The Payments ServiceEntry from the point of view of the Book Orders service in cluster 1, will set the locality us-west pointing to Cluster 2 ingress load balancer and locality us-east pointing to the ingress load balancer for Cluster 3.
But Wait, There’s More…Complexity
If all this sounds confusing its because it is…but there’s more complexity!
What if the payment services want to move traffic to the us-east region for a planned maintenance in us-west?
This would require the payments service to change configurations in all of their clients clusters updating DestinationRule locality settings. This would be nearly impossible to do without some automation.
Admiral to the Rescue: Admiral is that Automation!
Admiral automates the configuration necessary to enable service to service communication by abstracting the cluster and deployment topologies from service discovery and consumption.
Admiral provides automatic configuration for deployments spanning multiple clusters to work as a single mesh. Admiral also provides automatic provisioning and syncing of Istio configuration across clusters. This removes the burden on developers and mesh operators and helps scale beyond a handful of clusters.

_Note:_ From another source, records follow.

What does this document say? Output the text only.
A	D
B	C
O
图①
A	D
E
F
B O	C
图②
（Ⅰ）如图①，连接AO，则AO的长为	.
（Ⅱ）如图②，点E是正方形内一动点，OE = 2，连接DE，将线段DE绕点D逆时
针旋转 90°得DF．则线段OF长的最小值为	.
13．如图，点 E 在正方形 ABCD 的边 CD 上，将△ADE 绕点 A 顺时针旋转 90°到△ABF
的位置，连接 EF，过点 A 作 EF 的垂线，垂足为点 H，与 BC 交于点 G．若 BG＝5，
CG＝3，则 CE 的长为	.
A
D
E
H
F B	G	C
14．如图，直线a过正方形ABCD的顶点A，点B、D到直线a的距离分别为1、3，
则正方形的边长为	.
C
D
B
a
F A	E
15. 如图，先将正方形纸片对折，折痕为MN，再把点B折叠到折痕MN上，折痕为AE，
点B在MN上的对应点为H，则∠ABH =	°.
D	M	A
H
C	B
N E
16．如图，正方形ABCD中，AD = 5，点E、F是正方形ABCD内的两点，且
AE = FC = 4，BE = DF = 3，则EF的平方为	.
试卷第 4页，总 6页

Admiral Introduces a New Type to Control Global Traffic Routing
With Admiral’s global traffic policy CRD, now the payments service can update regional traffic weights and Admiral takes care of updating configuration in all clusters with the clients consuming the payments service.
In this example above, 90% of the payments service traffic is routed to the us-east region. This Global Traffic Configuration is automatically converted into Istio configuration and contextually mapped into clusters to enable multi-cluster global routing for the service and the clients within the Mesh.
Admiral provides a powerful new Global Routing functionality that was missing from the multi-cluster service mesh implementations, removes the need for manual configuration synchronization between clusters, and generates contextual configuration for each cluster. This makes operating a service mesh composed of as many Kubernetes clusters possible!